1 Catholique pratiquant, Louis Oster était parvenu à une haute fonction de ce type dans une région où la conduite supérieure des établissements financiers échoit – par tradition – aux adeptes du protestantisme. L’Alsace est l’épicentre des Églises luthérienne et réformée en France. Elle génère ce que les sociologues nomment la H. S. P., acronyme désignant la haute société protestante. Des personnalités comme Catherine Trautmann ou Étienne Trocmé (1924-2002), spécialiste émérite du Nouveau Testament, en sont issues.

2 Louis Oster soutint avec enthousiasme le projet franco-allemand de la construction d’un nouvel Opéra à Strasbourg, projet approuvé par la Chancelière Angela Merkel (*1954) et béni par Pierre Boulez. Mais le maire de Strasbourg – Roland Ries (*1945) – fit la sourde oreille.
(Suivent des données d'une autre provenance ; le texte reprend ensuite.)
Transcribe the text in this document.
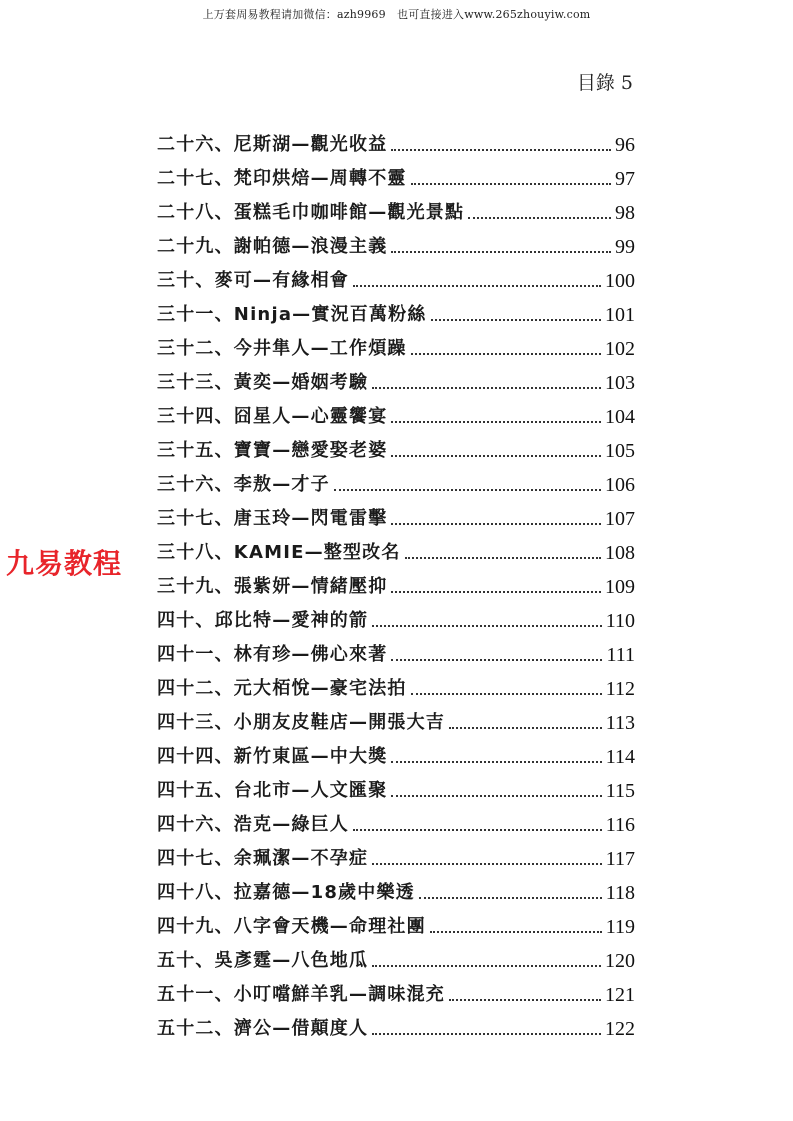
上万套周易教程请加微信：azh9969　也可直接进入www.265zhouyiw.com
目錄 5
九易教程
二十六、尼斯湖—觀光收益	96
二十七、梵印烘焙—周轉不靈	97
二十八、蛋糕毛巾咖啡館—觀光景點	98
二十九、謝帕德—浪漫主義	99
三十、麥可—有緣相會	100
三十一、Ninja—實況百萬粉絲	101
三十二、今井隼人—工作煩躁	102
三十三、黃奕—婚姻考驗	103
三十四、囧星人—心靈饗宴	104
三十五、寶寶—戀愛娶老婆	105
三十六、李敖—才子	106
三十七、唐玉玲—閃電雷擊	107
三十八、KAMIE—整型改名	108
三十九、張紫妍—情緒壓抑	109
四十、邱比特—愛神的箭	110
四十一、林有珍—佛心來著	111
四十二、元大栢悅—豪宅法拍	112
四十三、小朋友皮鞋店—開張大吉	113
四十四、新竹東區—中大獎	114
四十五、台北市—人文匯聚	115
四十六、浩克—綠巨人	116
四十七、余珮潔—不孕症	117
四十八、拉嘉德—18歲中樂透	118
四十九、八字會天機—命理社團	119
五十、吳彥霆—八色地瓜	120
五十一、小叮噹鮮羊乳—調味混充	121
五十二、濟公—借顛度人	122
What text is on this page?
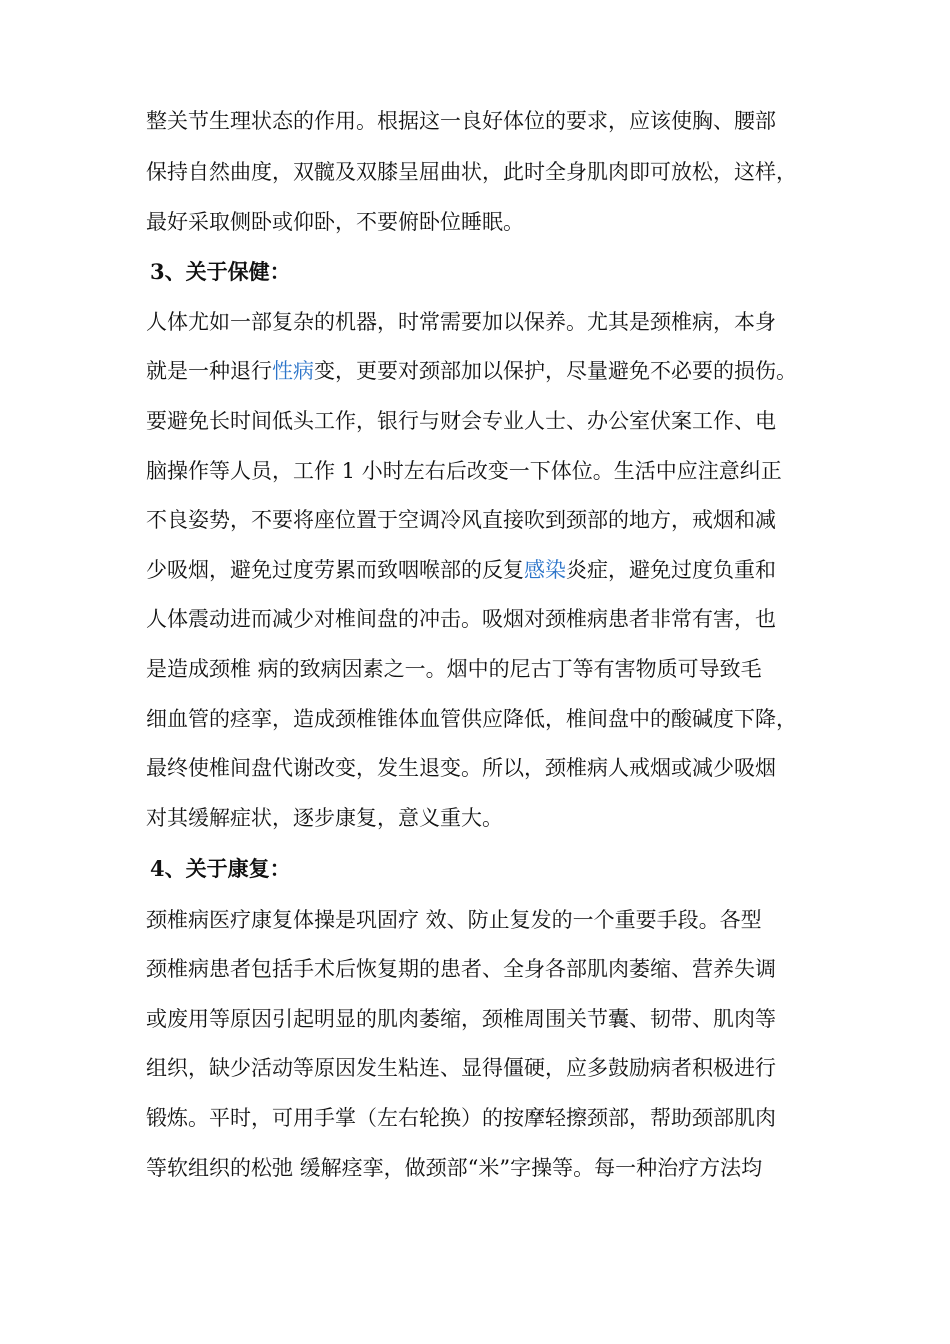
整关节生理状态的作用。根据这一良好体位的要求，应该使胸、腰部
保持自然曲度，双髋及双膝呈屈曲状，此时全身肌肉即可放松，这样，
最好采取侧卧或仰卧，不要俯卧位睡眠。
3、关于保健：
人体尤如一部复杂的机器，时常需要加以保养。尤其是颈椎病，本身
就是一种退行性病变，更要对颈部加以保护，尽量避免不必要的损伤。
要避免长时间低头工作，银行与财会专业人士、办公室伏案工作、电
脑操作等人员，工作 1 小时左右后改变一下体位。生活中应注意纠正
不良姿势，不要将座位置于空调冷风直接吹到颈部的地方，戒烟和减
少吸烟，避免过度劳累而致咽喉部的反复感染炎症，避免过度负重和
人体震动进而减少对椎间盘的冲击。吸烟对颈椎病患者非常有害，也
是造成颈椎 病的致病因素之一。烟中的尼古丁等有害物质可导致毛
细血管的痉挛，造成颈椎锥体血管供应降低，椎间盘中的酸碱度下降，
最终使椎间盘代谢改变，发生退变。所以，颈椎病人戒烟或减少吸烟
对其缓解症状，逐步康复，意义重大。
4、关于康复：
颈椎病医疗康复体操是巩固疗 效、防止复发的一个重要手段。各型
颈椎病患者包括手术后恢复期的患者、全身各部肌肉萎缩、营养失调
或废用等原因引起明显的肌肉萎缩，颈椎周围关节囊、韧带、肌肉等
组织，缺少活动等原因发生粘连、显得僵硬，应多鼓励病者积极进行
锻炼。平时，可用手掌（左右轮换）的按摩轻擦颈部，帮助颈部肌肉
等软组织的松弛 缓解痉挛，做颈部“米”字操等。每一种治疗方法均
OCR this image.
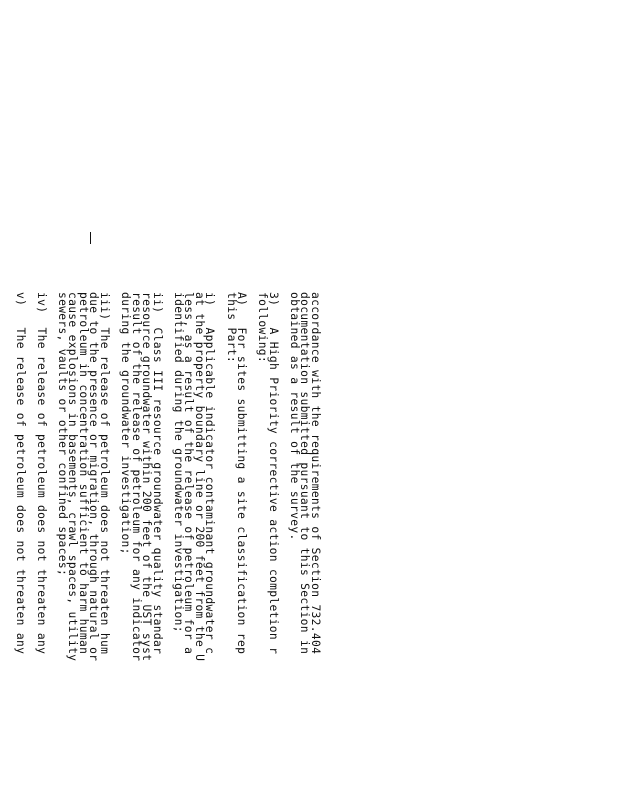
accordance with the requirements of Section 732.404
documentation submitted pursuant to this Section in
obtained as a result of the survey.
3)   A High Priority corrective action completion r
following:
A)   For sites submitting a site classification rep
this Part:
i)   Applicable indicator contaminant groundwater c
at the property boundary line or 200 feet from the U
less, as a result of the release of petroleum for a
identified during the groundwater investigation;
ii)  Class III resource groundwater quality standar
resource groundwater within 200 feet of the UST syst
result of the release of petroleum for any indicator
during the groundwater investigation;
iii) The release of petroleum does not threaten hum
due to the presence or migration, through natural or
petroleum in concentration sufficient to harm human
cause explosions in basements, crawl spaces, utility
sewers, vaults or other confined spaces;
iv)  The release of petroleum does not threaten any
v)   The release of petroleum does not threaten any
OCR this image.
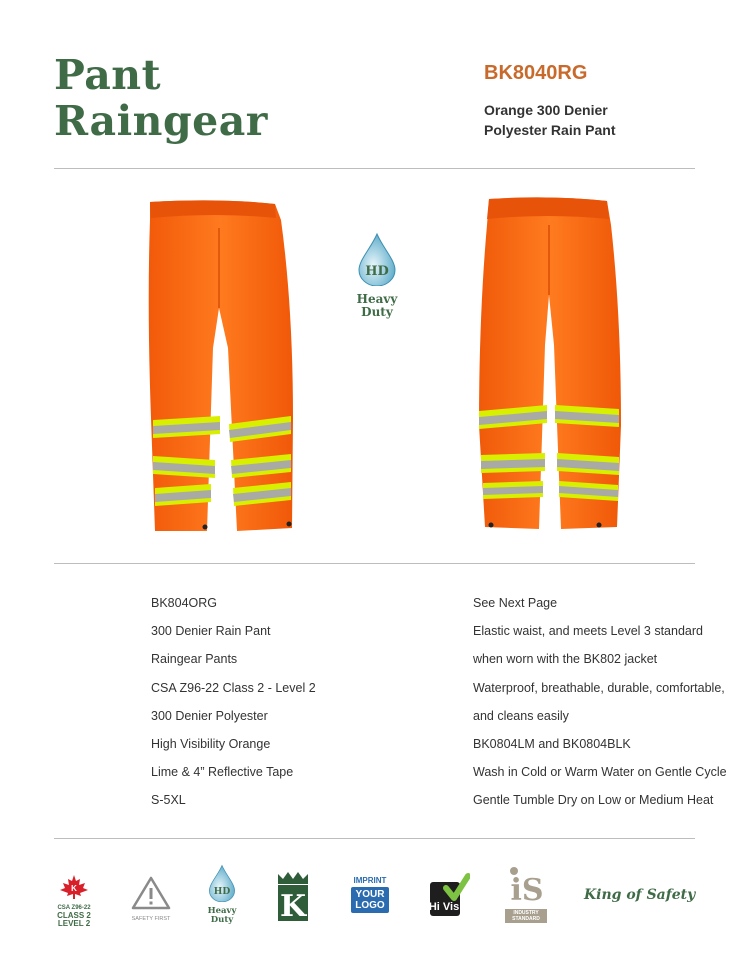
Pant
Raingear
BK8040RG
Orange 300 Denier
Polyester Rain Pant
HD
Heavy
Duty
BK804ORG
300 Denier Rain Pant
Raingear Pants
CSA Z96-22 Class 2 - Level 2
300 Denier Polyester
High Visibility Orange
Lime & 4” Reflective Tape
S-5XL
See Next Page
Elastic waist, and meets Level 3 standard
when worn with the BK802 jacket
Waterproof, breathable, durable, comfortable,
and cleans easily
BK0804LM and BK0804BLK
Wash in Cold or Warm Water on Gentle Cycle
Gentle Tumble Dry on Low or Medium Heat
K
CSA Z96-22
CLASS 2
LEVEL 2	SAFETY FIRST
HD
Heavy
Duty K
IMPRINT
YOUR
LOGO	Hi Vis iS
INDUSTRY
STANDARD
King of Safety
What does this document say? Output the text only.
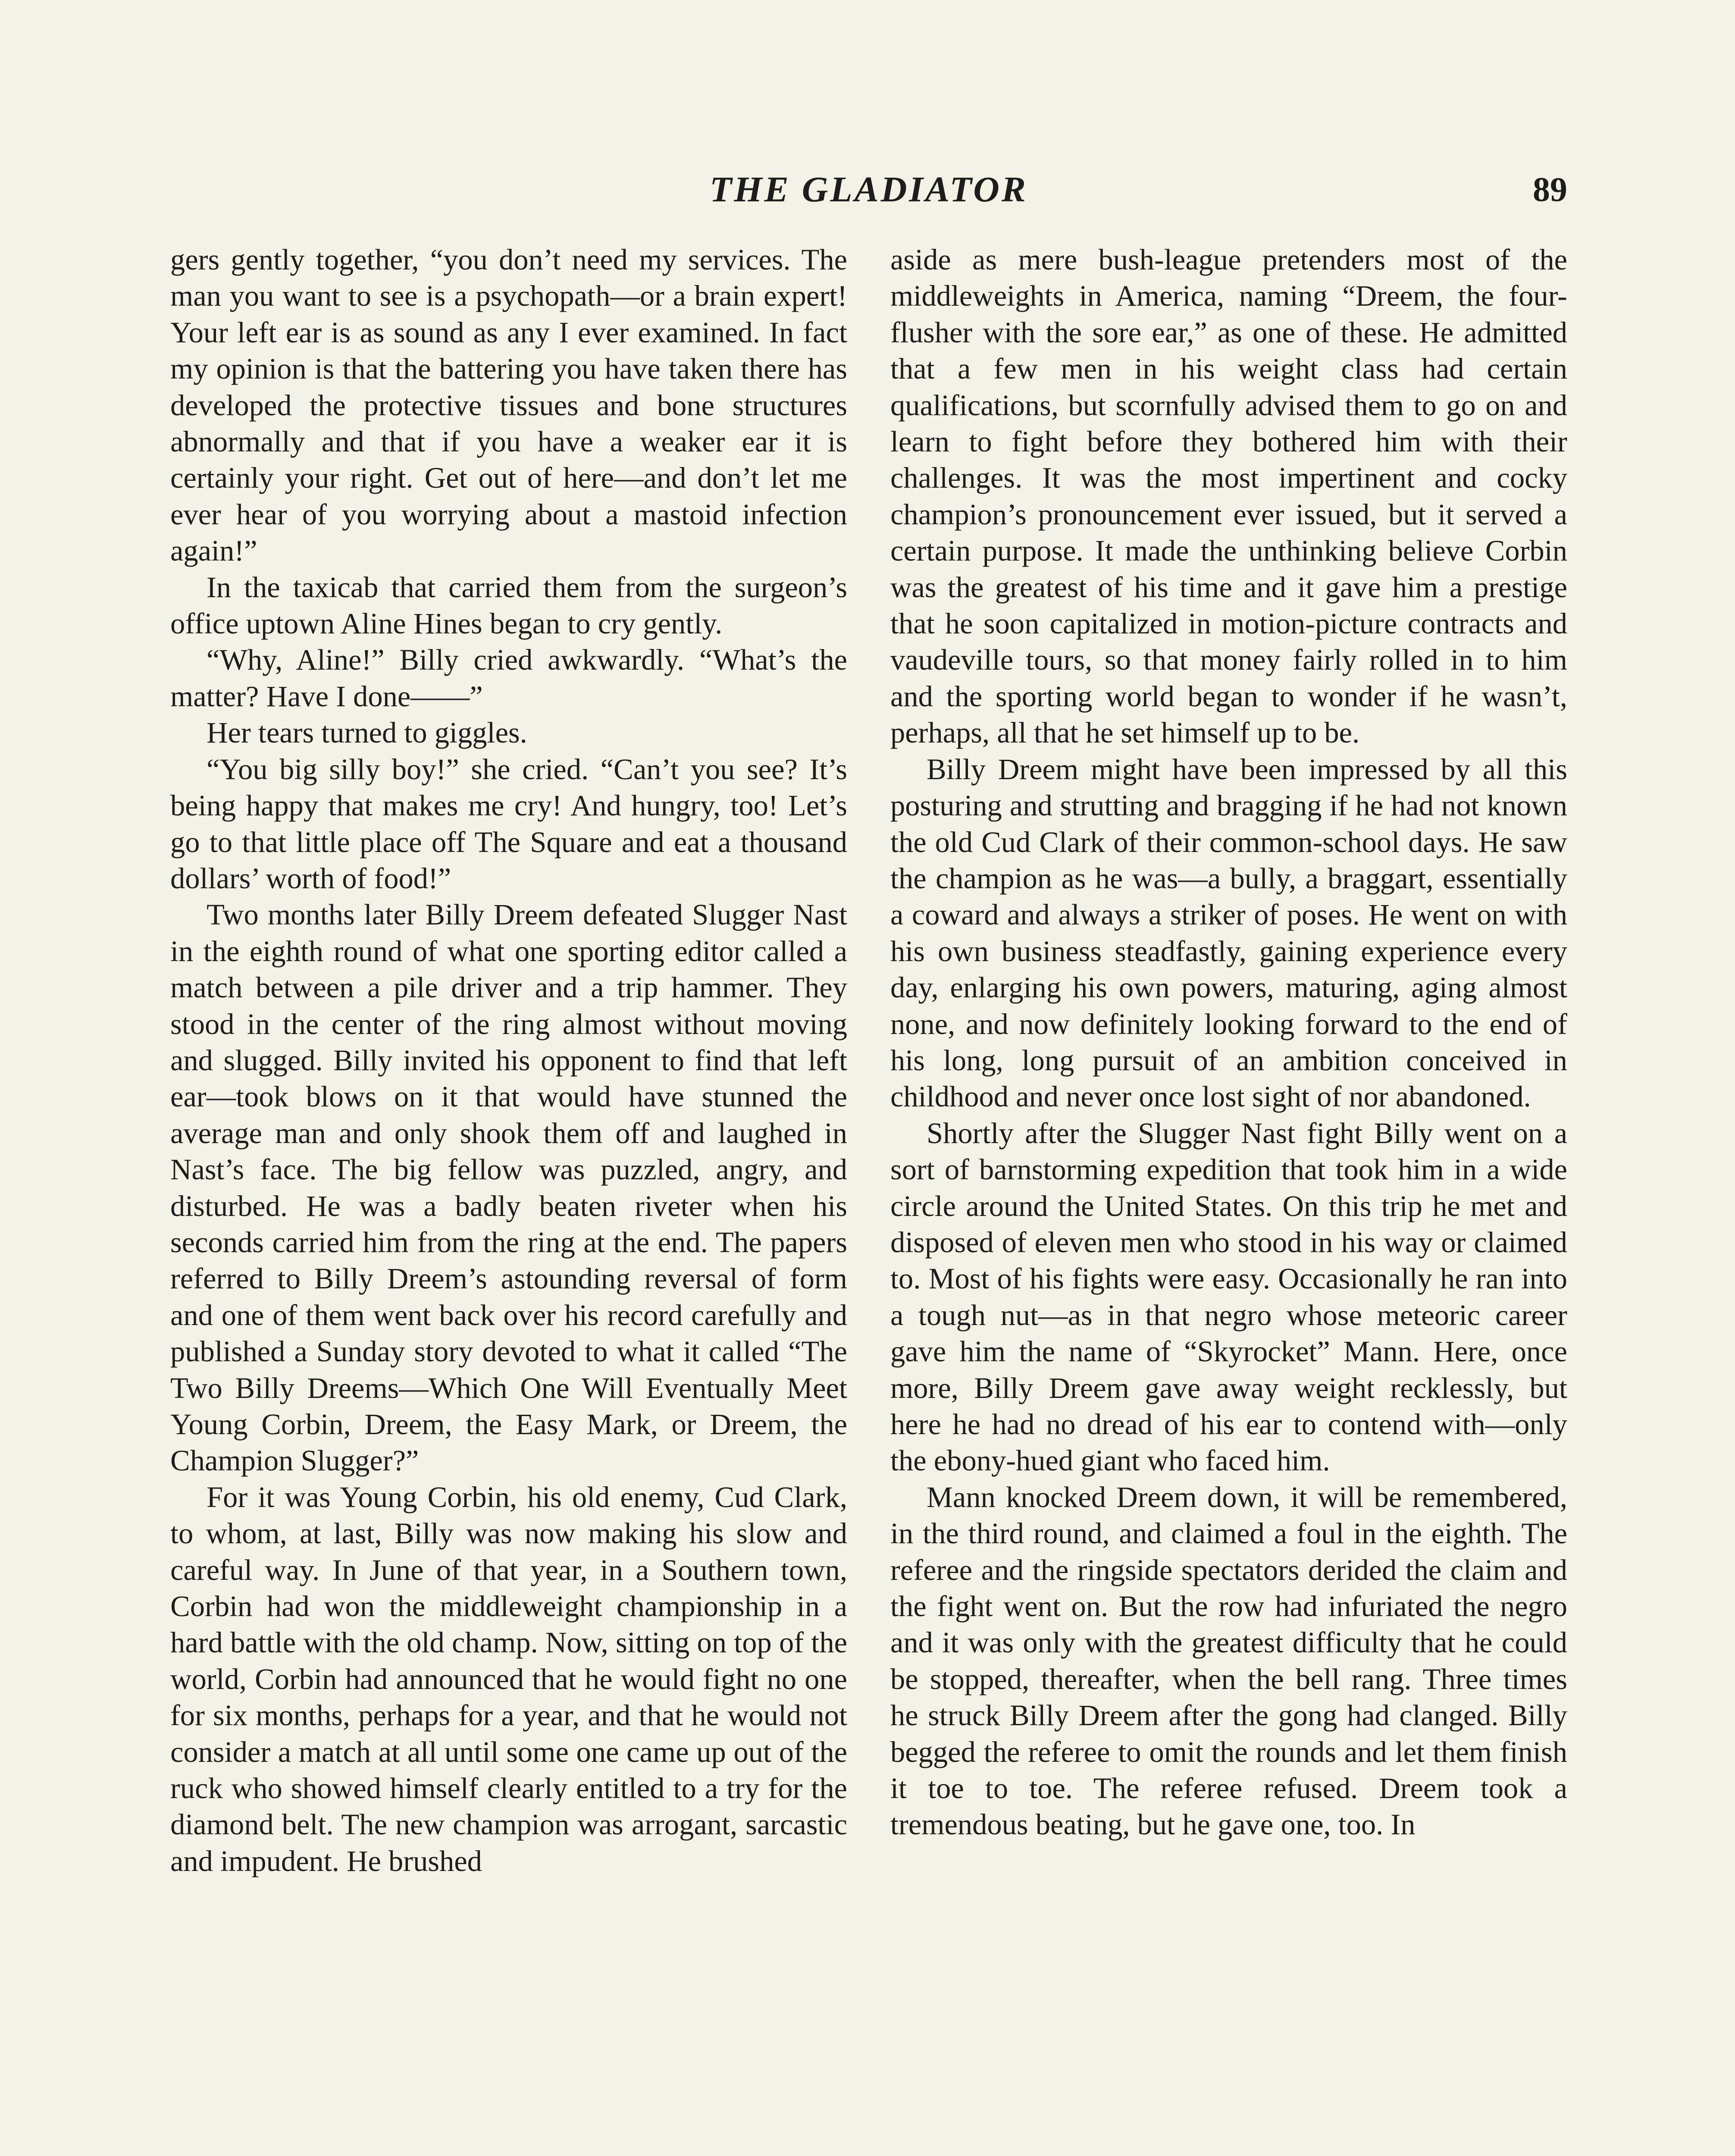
THE GLADIATOR	89

gers gently together, “you don’t need my services. The man you want to see is a psychopath—or a brain expert! Your left ear is as sound as any I ever examined. In fact my opinion is that the battering you have taken there has developed the protective tissues and bone structures abnormally and that if you have a weaker ear it is certainly your right. Get out of here—and don’t let me ever hear of you worrying about a mastoid infection again!”

In the taxicab that carried them from the surgeon’s office uptown Aline Hines began to cry gently.

“Why, Aline!” Billy cried awkwardly. “What’s the matter? Have I done——”

Her tears turned to giggles.

“You big silly boy!” she cried. “Can’t you see? It’s being happy that makes me cry! And hungry, too! Let’s go to that little place off The Square and eat a thousand dollars’ worth of food!”

Two months later Billy Dreem defeated Slugger Nast in the eighth round of what one sporting editor called a match between a pile driver and a trip hammer. They stood in the center of the ring almost without moving and slugged. Billy invited his opponent to find that left ear—took blows on it that would have stunned the average man and only shook them off and laughed in Nast’s face. The big fellow was puzzled, angry, and disturbed. He was a badly beaten riveter when his seconds carried him from the ring at the end. The papers referred to Billy Dreem’s astounding reversal of form and one of them went back over his record carefully and published a Sunday story devoted to what it called “The Two Billy Dreems—Which One Will Eventually Meet Young Corbin, Dreem, the Easy Mark, or Dreem, the Champion Slugger?”

For it was Young Corbin, his old enemy, Cud Clark, to whom, at last, Billy was now making his slow and careful way. In June of that year, in a Southern town, Corbin had won the middleweight championship in a hard battle with the old champ. Now, sitting on top of the world, Corbin had announced that he would fight no one for six months, perhaps for a year, and that he would not consider a match at all until some one came up out of the ruck who showed himself clearly entitled to a try for the diamond belt. The new champion was arrogant, sarcastic and impudent. He brushed

aside as mere bush-league pretenders most of the middleweights in America, naming “Dreem, the four-flusher with the sore ear,” as one of these. He admitted that a few men in his weight class had certain qualifications, but scornfully advised them to go on and learn to fight before they bothered him with their challenges. It was the most impertinent and cocky champion’s pronouncement ever issued, but it served a certain purpose. It made the unthinking believe Corbin was the greatest of his time and it gave him a prestige that he soon capitalized in motion-picture contracts and vaudeville tours, so that money fairly rolled in to him and the sporting world began to wonder if he wasn’t, perhaps, all that he set himself up to be.

Billy Dreem might have been impressed by all this posturing and strutting and bragging if he had not known the old Cud Clark of their common-school days. He saw the champion as he was—a bully, a braggart, essentially a coward and always a striker of poses. He went on with his own business steadfastly, gaining experience every day, enlarging his own powers, maturing, aging almost none, and now definitely looking forward to the end of his long, long pursuit of an ambition conceived in childhood and never once lost sight of nor abandoned.

Shortly after the Slugger Nast fight Billy went on a sort of barnstorming expedition that took him in a wide circle around the United States. On this trip he met and disposed of eleven men who stood in his way or claimed to. Most of his fights were easy. Occasionally he ran into a tough nut—as in that negro whose meteoric career gave him the name of “Skyrocket” Mann. Here, once more, Billy Dreem gave away weight recklessly, but here he had no dread of his ear to contend with—only the ebony-hued giant who faced him.

Mann knocked Dreem down, it will be remembered, in the third round, and claimed a foul in the eighth. The referee and the ringside spectators derided the claim and the fight went on. But the row had infuriated the negro and it was only with the greatest difficulty that he could be stopped, thereafter, when the bell rang. Three times he struck Billy Dreem after the gong had clanged. Billy begged the referee to omit the rounds and let them finish it toe to toe. The referee refused. Dreem took a tremendous beating, but he gave one, too. In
3 L’annexion de l’Alsace au 3ème Reich entre 1940 et 1944 fut saluée, par un membre de la famille de Louis Oster, comme un événement magnifique. Ce personnage – un haut fonctionnaire – se compromit de manière ostensible avec le régime nazi. Il fut condamné lourdement après la Libération. On ne saurait exclure que les scories d’un tel comportement, dont il n’était en rien responsable, empêchèrent Louis Oster de briguer des mandats politiques de grande envergure.

4 Le dernier d’entre eux fut – en 2008 – un Guide raisonné et déraisonnable de l’opérette et de la comédie musicale, écrit avec Jean Vermeil. Il parut chez Fayard.

5 Louis Oster : Les opéras du répertoire courant, Éditions du Conquistador, Paris, 1951.

6 Louis Oster : Les opérettes du répertoire courant, Éditions Gérard Billaudot, Paris, 1953.